Tang se inclinou do banco do motorista, olhos semicerrados.
"Isso parece o terraço daquele velho sanatório," ele disse, franzindo a testa. "Mas esse lugar não estava interditado? As grades parecem arranhadas, como se alguém tivesse estado lá recentemente."
As coordenadas apontavam para um prédio que já tínhamos verificado.
Era um antigo sanatório particular construído na encosta, dez andares de concreto cinza desmoronando depois que o dinheiro acabou.
As pessoas da cidade ainda falavam sobre ele, como fazem com qualquer lugar que pareça um pouco assombrado.
À distância, parecia uma sombra grudada na montanha.
Nossa equipe de segurança entrou há dez minutos.
Um minuto atrás, disseram que o lugar estava vazio. Então, essa foto apareceu.
"Essa não é aquela varanda," eu disse, balançando a cabeça enquanto analisava a imagem.
Me obriguei a concentrar. "Eu olhei os mapas de satélite mais cedo. Aquele prédio está voltado para o sul e tem um telhado inclinado. Se houver uma varanda, teria que estar no lado norte."
Dei um zoom, apontando para o canto superior. "É final do verão, por volta das oito. A lua deveria estar a sudeste. Mas a luz nesta foto vem do lado oposto. Esse ângulo é impossível de uma varanda voltada para o norte."
Tang se aproximou, sua expressão endurecendo. "Você está certo. O que significa que eles não estão naquele sanatório."

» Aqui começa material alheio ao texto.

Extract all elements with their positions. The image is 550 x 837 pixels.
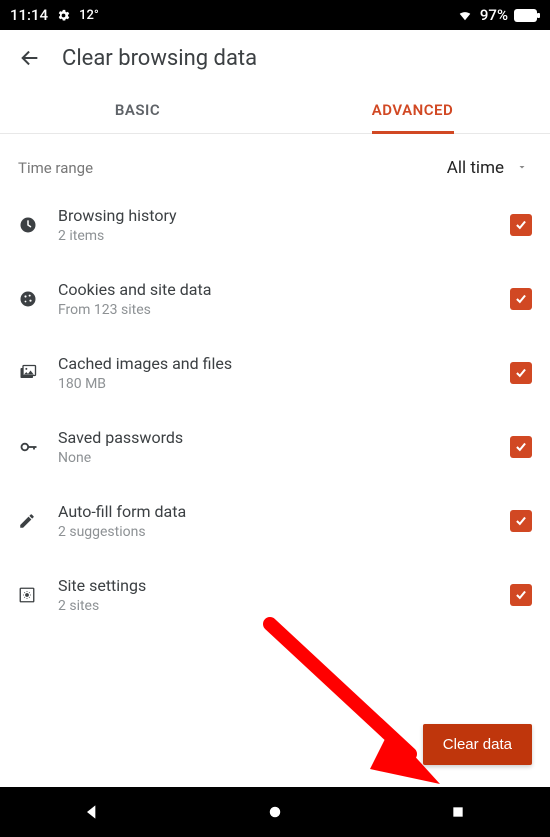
annotation-arrow: [260, 614, 460, 804]
item-title: Browsing history: [58, 206, 510, 225]
back-button[interactable]: [14, 42, 46, 74]
site-settings-icon: [18, 586, 58, 604]
list-item[interactable]: Auto-fill form data 2 suggestions: [18, 484, 532, 558]
tab-advanced-label: ADVANCED: [372, 101, 453, 119]
item-subtitle: None: [58, 450, 510, 466]
tab-basic-label: BASIC: [115, 101, 160, 119]
checkbox[interactable]: [510, 510, 532, 532]
item-title: Auto-fill form data: [58, 502, 510, 521]
list-item[interactable]: Cached images and files 180 MB: [18, 336, 532, 410]
checkbox[interactable]: [510, 436, 532, 458]
list-item[interactable]: Saved passwords None: [18, 410, 532, 484]
item-subtitle: 2 suggestions: [58, 524, 510, 540]
item-title: Saved passwords: [58, 428, 510, 447]
time-range-row: Time range All time: [18, 134, 532, 188]
time-range-select[interactable]: All time: [447, 158, 532, 178]
cookie-icon: [18, 289, 58, 309]
status-temp: 12°: [79, 8, 99, 23]
item-title: Site settings: [58, 576, 510, 595]
item-title: Cookies and site data: [58, 280, 510, 299]
item-title: Cached images and files: [58, 354, 510, 373]
wifi-icon: [456, 8, 474, 22]
tab-advanced[interactable]: ADVANCED: [275, 86, 550, 133]
content-area: Time range All time Browsing history 2 i…: [0, 134, 550, 787]
key-icon: [18, 437, 58, 457]
battery-icon: [514, 9, 540, 22]
checkbox[interactable]: [510, 288, 532, 310]
list-item[interactable]: Site settings 2 sites: [18, 558, 532, 632]
item-subtitle: 2 sites: [58, 598, 510, 614]
list-item[interactable]: Cookies and site data From 123 sites: [18, 262, 532, 336]
time-range-value: All time: [447, 158, 504, 178]
gear-icon: [56, 8, 71, 23]
nav-recent-button[interactable]: [438, 792, 478, 832]
nav-back-button[interactable]: [72, 792, 112, 832]
app-header: Clear browsing data: [0, 30, 550, 86]
clock-icon: [18, 215, 58, 235]
checkbox[interactable]: [510, 214, 532, 236]
image-icon: [18, 363, 58, 383]
chevron-down-icon: [516, 158, 528, 178]
nav-home-button[interactable]: [255, 792, 295, 832]
android-nav-bar: [0, 787, 550, 837]
tab-bar: BASIC ADVANCED: [0, 86, 550, 134]
tab-basic[interactable]: BASIC: [0, 86, 275, 133]
list-item[interactable]: Browsing history 2 items: [18, 188, 532, 262]
pencil-icon: [18, 512, 58, 530]
item-subtitle: 180 MB: [58, 376, 510, 392]
time-range-label: Time range: [18, 159, 93, 177]
checkbox[interactable]: [510, 584, 532, 606]
clear-data-button[interactable]: Clear data: [423, 724, 532, 765]
item-subtitle: 2 items: [58, 228, 510, 244]
status-time: 11:14: [10, 6, 48, 24]
page-title: Clear browsing data: [62, 46, 257, 71]
status-battery: 97%: [480, 6, 508, 24]
checkbox[interactable]: [510, 362, 532, 384]
item-subtitle: From 123 sites: [58, 302, 510, 318]
status-bar: 11:14 12° 97%: [0, 0, 550, 30]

Nossos telefones vibraram novamente—mensagens da equipe no local:
[Prédio limpo. Ninguém aqui.]
Tang: [Tem uma varanda no terraço? Para que lado está voltada?]
[Sim. Norte.]
[Então por que mandar a senhorita Cecília lá? Qual é o propósito?]
Tang abriu o mapa no celular, colocou o sanatório no meio e circulou alguns pontos. Em seguida, ele enviou a foto e o mapa para a equipe.

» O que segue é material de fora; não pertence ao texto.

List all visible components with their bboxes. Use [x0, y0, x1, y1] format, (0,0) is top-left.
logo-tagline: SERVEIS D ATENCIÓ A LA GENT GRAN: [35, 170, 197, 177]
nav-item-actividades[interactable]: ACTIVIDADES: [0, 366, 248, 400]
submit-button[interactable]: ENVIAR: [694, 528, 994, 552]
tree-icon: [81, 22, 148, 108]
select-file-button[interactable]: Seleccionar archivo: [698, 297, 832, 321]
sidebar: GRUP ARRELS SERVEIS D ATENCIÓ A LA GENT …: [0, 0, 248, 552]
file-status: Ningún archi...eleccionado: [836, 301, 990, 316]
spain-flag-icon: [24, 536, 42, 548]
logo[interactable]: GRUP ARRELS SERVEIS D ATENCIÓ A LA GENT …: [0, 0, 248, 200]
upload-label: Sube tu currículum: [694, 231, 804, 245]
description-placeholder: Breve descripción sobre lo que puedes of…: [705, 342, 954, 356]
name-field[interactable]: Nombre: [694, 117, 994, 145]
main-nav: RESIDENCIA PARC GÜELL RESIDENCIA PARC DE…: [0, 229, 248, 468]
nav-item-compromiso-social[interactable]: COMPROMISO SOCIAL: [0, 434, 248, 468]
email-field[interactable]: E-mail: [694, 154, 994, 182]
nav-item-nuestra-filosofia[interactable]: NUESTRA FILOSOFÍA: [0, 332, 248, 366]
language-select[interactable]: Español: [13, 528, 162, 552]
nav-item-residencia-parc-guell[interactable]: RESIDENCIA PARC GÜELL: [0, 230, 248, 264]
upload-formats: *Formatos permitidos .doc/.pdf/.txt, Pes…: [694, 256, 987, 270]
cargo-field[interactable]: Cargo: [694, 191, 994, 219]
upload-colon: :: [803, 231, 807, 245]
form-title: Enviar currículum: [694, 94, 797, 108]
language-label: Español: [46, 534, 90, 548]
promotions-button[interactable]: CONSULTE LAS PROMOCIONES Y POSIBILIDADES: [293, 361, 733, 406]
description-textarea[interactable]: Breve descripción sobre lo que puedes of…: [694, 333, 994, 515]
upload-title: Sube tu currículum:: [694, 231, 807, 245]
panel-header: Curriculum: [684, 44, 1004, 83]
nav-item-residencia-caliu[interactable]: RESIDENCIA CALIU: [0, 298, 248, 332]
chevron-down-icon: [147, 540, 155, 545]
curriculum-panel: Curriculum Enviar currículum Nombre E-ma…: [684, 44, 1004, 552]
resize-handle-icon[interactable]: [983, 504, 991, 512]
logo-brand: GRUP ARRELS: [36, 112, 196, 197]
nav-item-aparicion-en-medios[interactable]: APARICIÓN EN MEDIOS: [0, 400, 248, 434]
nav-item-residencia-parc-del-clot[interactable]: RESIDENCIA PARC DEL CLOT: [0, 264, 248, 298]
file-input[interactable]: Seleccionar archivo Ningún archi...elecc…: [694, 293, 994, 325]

Tang: [Verifiquem essas áreas ao longo da trilha no morro. Movam-se com cuidado. Não deixem que eles vejam vocês.]
[Por que esses lugares?]
Tang respondeu com um único emoji: um rifle de precisão.
[Entendido.]
Observei enquanto ele digitava, minha respiração rápida e superficial. "Então, o que você está dizendo é... se eu for lá, alguém pode me dar um tiro na cabeça?"
A boca de Tang tremeu. "Ou no peito. Depende do atirador. A cabeça é só mais fácil."
Olhei para ele de forma séria. "Será que dá para não falar sobre eu levar um tiro como se fosse exercício de tiro ao alvo?"
Ele não respondeu.
Fechei os olhos, pressionando uma mão contra o peito, tentando acalmar meu coração.
Abri os olhos, minha voz agora firme. "Vamos em frente. Hora de mudar o jogo."